The Mandelbrot

Classic Mandelbrot set fractal.

z(0) = c = pixel;

z(n+1) = z(n)^2 + c.

Two parameters: real & imaginary perturbations of z(0)

This set is the classic: the only one implemented in many plotting programs, and the source of most of the printed fractal images published in recent years. It is simply a graph: the x (horizontal) and y (vertical) coordinate axes represent ranges of two independent quantities, with various colors used to symbolize levels of a third quantity which depends on the first two. So far, so good: basic analytic geometry.

Now things get a bit hairier. The x axis is ordinary, vanilla real numbers. The y axis is an imaginary number, i.e. a real number times i, where i is the square root of -1. Every point on the plane -- in this case, your PC's display screen -- represents a complex number of the form: x-coordinate + i * y-coordinate

If your math training stopped before you got to imaginary and complex numbers, this is not the place to catch up. Suffice it to say that they are just as "real" as the numbers you count fingers with (they're used every day by electrical engineers) and they can undergo the same kinds of algebraic operations.

OK, now pick any complex number -- any point on the complex plane -- and call it C, a constant. Pick another, this time one which can vary, and call it Z. Starting with Z=0 (i.e., at the origin, where the real and imaginary axes cross), calculate the value of the expression Z^2 + C

Take the result, make it the new value of the variable Z, and calculate again. Take that result, make it Z, and do it again, and so on: in mathematical terms, iterate the function Z(n+1) = Z(n)^2 + C. For certain values of C, the result "levels off" after a while. For all others, it grows without limit. The Mandelbrot set you see at the start -- the solid-colored lake (blue by default), the blue circles sprouting from it, and indeed every point of that color -- is the set of all points C for which the value of Z is less than 2 after 150 iterations. All the surrounding "contours" of other colors represent points for which Z exceeds 2 after 149 iterations (the contour closest to the M-set itself), 148 iterations, (the next one out), and so on.

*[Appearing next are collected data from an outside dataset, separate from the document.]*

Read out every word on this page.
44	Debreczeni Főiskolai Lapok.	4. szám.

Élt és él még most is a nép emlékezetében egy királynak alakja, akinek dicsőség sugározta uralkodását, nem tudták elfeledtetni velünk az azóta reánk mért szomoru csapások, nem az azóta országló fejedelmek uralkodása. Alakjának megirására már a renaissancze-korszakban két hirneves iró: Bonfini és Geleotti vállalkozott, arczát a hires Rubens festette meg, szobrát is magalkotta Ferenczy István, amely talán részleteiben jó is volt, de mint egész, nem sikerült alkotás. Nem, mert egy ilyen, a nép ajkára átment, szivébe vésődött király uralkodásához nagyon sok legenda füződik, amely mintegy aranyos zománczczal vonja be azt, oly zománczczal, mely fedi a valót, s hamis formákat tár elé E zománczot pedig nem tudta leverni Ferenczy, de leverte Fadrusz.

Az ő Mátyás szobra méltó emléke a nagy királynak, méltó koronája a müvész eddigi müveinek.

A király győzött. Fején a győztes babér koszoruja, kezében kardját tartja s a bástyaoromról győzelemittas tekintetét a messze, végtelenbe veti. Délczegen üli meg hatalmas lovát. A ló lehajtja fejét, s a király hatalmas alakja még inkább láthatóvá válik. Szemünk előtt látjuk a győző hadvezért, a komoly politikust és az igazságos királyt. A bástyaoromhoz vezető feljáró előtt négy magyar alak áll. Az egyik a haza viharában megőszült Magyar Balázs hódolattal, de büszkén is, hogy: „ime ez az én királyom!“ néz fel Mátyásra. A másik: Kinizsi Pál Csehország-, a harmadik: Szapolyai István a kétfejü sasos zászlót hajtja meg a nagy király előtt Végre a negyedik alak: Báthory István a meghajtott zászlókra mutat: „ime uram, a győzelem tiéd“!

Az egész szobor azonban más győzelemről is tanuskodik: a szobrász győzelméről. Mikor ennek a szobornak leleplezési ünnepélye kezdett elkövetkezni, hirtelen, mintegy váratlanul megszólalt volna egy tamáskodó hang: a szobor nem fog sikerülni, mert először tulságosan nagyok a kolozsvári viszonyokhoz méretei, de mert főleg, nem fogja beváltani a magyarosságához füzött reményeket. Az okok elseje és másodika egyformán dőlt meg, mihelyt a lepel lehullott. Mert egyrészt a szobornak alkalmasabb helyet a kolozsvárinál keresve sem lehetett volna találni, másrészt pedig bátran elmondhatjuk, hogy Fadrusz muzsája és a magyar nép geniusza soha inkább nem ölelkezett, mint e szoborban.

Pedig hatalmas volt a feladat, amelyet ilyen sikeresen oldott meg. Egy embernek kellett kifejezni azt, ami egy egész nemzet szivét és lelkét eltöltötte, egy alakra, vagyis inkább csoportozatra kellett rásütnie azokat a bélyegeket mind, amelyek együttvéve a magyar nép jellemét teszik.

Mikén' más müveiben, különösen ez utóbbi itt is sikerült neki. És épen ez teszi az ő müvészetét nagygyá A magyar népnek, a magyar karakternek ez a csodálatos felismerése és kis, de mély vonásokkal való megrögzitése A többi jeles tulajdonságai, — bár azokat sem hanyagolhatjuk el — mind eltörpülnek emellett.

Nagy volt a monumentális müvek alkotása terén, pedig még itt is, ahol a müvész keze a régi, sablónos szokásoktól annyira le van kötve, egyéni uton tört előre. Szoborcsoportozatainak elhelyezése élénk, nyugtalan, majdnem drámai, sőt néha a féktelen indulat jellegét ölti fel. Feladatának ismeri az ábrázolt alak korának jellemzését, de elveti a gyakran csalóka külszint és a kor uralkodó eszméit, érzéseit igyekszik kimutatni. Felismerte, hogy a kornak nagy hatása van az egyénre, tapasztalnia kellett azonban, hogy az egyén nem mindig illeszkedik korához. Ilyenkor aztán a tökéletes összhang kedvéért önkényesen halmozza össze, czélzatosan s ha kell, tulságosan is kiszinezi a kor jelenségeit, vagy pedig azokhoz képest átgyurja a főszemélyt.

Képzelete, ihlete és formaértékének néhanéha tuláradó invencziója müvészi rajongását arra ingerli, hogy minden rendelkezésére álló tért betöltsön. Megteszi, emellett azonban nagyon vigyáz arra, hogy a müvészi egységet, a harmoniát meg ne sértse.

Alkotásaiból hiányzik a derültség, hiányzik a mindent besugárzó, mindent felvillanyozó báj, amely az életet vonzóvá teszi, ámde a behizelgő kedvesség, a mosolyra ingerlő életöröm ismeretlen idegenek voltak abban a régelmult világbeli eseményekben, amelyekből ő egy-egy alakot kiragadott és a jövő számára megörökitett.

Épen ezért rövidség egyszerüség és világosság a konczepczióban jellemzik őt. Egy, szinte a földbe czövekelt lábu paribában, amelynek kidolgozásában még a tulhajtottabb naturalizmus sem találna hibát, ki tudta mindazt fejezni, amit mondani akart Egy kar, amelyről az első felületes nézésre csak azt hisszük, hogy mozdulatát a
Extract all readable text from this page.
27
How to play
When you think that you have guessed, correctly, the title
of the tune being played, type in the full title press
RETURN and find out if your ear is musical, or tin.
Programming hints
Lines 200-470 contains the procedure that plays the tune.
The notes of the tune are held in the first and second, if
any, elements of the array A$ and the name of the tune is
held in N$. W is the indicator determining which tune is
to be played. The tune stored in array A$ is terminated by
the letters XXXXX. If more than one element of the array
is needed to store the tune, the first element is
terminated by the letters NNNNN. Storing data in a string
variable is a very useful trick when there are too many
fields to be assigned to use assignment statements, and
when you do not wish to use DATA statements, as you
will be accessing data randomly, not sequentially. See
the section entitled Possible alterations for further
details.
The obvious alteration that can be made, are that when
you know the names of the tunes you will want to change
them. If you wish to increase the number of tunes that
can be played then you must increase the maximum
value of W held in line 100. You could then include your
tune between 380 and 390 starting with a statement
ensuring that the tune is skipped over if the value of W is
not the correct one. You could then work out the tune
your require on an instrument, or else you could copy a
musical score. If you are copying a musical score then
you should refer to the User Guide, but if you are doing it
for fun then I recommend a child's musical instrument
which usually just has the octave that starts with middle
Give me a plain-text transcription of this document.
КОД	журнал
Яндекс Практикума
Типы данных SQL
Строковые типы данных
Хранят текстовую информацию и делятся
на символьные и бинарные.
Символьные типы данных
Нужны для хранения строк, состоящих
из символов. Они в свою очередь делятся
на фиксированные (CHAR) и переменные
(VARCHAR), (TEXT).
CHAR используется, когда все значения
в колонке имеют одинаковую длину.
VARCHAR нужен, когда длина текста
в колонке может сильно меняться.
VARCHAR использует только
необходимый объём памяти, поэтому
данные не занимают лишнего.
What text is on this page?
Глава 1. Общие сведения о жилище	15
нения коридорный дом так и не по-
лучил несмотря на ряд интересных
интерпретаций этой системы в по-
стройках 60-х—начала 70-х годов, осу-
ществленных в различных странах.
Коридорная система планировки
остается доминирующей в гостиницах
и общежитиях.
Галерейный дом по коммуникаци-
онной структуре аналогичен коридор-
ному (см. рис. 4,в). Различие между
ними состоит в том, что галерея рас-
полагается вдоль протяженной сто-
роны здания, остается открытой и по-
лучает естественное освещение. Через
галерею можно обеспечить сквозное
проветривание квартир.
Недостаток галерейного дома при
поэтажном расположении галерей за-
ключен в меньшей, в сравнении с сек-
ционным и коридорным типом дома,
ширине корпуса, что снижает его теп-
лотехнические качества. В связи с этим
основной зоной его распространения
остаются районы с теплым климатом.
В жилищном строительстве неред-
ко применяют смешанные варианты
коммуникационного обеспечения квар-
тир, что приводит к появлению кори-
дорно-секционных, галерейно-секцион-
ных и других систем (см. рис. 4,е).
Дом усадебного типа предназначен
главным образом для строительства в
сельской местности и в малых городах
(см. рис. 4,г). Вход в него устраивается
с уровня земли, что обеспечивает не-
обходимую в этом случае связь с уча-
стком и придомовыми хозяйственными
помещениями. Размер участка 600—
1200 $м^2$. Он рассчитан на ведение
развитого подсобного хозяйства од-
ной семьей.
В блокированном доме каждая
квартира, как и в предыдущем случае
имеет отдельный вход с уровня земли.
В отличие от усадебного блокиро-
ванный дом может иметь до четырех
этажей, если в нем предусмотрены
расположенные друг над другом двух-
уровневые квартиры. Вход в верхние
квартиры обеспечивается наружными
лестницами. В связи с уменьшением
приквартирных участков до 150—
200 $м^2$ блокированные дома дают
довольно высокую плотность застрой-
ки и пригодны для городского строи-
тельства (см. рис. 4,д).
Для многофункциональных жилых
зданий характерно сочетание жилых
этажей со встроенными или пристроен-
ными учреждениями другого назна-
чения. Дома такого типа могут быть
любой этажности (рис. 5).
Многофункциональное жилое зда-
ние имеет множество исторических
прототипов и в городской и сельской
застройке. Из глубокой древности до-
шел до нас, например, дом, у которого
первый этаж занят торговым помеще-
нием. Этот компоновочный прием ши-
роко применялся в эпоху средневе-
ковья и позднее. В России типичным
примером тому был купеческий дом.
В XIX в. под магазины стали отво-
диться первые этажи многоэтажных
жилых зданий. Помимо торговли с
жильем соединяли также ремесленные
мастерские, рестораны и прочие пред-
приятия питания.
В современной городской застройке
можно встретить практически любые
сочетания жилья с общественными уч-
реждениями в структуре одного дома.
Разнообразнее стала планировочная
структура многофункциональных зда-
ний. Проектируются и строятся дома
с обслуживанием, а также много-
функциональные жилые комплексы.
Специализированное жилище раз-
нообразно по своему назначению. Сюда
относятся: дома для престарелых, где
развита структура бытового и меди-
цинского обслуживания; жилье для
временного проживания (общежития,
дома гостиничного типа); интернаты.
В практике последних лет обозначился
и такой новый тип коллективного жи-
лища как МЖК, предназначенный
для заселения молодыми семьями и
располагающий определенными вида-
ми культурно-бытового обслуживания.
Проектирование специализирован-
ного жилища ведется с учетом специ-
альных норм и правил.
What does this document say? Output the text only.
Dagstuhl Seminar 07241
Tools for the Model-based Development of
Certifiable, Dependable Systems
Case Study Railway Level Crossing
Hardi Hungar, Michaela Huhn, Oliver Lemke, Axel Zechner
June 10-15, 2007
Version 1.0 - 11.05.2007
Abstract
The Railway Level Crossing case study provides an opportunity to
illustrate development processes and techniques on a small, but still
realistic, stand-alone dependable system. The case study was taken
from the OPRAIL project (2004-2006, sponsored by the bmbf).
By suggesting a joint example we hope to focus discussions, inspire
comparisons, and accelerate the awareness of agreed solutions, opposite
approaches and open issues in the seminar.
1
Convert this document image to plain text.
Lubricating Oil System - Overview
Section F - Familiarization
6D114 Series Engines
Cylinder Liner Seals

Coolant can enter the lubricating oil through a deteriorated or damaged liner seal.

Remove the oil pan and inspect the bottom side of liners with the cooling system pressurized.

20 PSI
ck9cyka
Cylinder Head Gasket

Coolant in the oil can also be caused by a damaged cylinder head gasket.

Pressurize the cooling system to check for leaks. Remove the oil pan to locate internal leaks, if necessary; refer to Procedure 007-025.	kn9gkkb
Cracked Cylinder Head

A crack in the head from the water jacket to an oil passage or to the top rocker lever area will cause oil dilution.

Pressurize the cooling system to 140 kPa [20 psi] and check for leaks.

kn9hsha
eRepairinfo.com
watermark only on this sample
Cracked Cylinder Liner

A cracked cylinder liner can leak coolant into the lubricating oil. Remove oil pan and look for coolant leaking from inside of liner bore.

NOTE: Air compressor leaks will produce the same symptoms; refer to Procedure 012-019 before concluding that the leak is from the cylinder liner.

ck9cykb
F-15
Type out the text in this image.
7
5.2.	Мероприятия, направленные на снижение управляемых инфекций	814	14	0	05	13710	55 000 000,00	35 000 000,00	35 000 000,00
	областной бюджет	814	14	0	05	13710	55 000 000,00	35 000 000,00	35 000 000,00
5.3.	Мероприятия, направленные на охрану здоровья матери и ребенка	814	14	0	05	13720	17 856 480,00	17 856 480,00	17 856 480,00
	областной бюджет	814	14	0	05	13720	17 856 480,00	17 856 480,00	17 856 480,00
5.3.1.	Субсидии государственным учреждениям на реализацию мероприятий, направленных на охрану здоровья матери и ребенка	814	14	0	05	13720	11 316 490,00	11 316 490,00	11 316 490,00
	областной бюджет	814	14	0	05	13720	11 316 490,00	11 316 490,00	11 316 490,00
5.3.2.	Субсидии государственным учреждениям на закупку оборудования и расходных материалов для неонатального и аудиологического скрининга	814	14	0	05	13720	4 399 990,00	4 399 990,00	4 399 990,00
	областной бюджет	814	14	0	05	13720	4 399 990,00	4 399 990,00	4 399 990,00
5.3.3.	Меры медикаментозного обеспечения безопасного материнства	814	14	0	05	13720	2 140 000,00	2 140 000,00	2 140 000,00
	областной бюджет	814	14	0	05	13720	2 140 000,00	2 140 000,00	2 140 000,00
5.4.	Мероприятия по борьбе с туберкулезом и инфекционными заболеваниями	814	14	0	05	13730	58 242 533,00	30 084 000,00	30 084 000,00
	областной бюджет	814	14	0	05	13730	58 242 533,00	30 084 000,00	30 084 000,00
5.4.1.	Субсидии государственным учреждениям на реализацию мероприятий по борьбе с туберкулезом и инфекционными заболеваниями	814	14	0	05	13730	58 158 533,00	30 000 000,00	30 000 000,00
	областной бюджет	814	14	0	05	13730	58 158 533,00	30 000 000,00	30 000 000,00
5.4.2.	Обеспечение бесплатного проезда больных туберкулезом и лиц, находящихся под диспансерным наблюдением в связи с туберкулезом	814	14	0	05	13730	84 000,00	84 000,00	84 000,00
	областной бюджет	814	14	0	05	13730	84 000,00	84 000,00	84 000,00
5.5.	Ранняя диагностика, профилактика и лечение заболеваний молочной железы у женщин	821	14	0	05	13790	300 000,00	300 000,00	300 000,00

What is the difference between Julia sets and Mandelbrot set?

Julia sets are strictly connected with Mandelbrot set. The iterative function used to produce both Mandelbrot and Julia sets is: Z² + C.
What is different is the way this formula is used. Each point of the complex plane is associated with a Julia set, so you can think to the Mandelbrot set as an "index" for Julia sets: each point of the Mandelbrot set is associated with a particular Julia set.

How can I build a Julia set?

The process to build a Julia set is the same used for the Mandelbrot set. The only difference is that for the Julia set C is fixed, while Z varies.

Pick a point on the complex plane (let's call it C). The corresponding complex number has the form: x_coordinate + i*y_coordinate. The following algorithm will produce the Julia set associated with C.
To see if a point (Z) of the complex plane belongs to the Julia set associated with C, you must iterate the function Z²+C using Z as the initial value. What happens to the initial point Z when the formula is iterated? Will it remain near to the origin or will it go away from it, increasing its distance from the origin without limit? In the first case, it belongs to the Julia set; otherwise it goes to infinity (infinity is an attractor for the point) and we assign a colour to Z depending on the speed the point "escapes" from the origin. To produce an image of the whole Julia set associated with C, repeat the process above for the points of the complex plane whose coordinates are included in this range: -2 < x_coordinate < 2 ; -1.5 < y_coordinate < 1.5 . Whilst the Mandelbrot set is connected (i.e. it is a single piece), a Julia set is connected only if it is associated with a point in the Mandelbrot set.

Example: the Julia set associated with C1 is connected; the Julia set associated with C2 is not connected (see image below).

Example of connected and not connected Julia sets

Where is the trick this time?

The method used to produce images representing the Julia sets is the same used for the Mandelbrot set. If the distance of the point from the origin becomes bigger than two, we are sure that it will grow without limit. So, if this distance reaches the value of two, we can stop the iteration process because we know that the point will go to infinity, and we can colour the point according to the number of iterations already done (a great number of iterations means that the point is going to infinity slowly). If the point belongs to the Julia set, its distance from the origin will never become greater than two, no matter how many iterations we do. Even if the point does not belong to the Julia set, it could take a really huge number of iterations to reveal that it is attracted by infinity. In either case, we set a maximum number of iterations, after which we assume it is part of the Julia set (colouring it black). The more iterations we use, the more detailed our image will be, but the longer it will take to generate.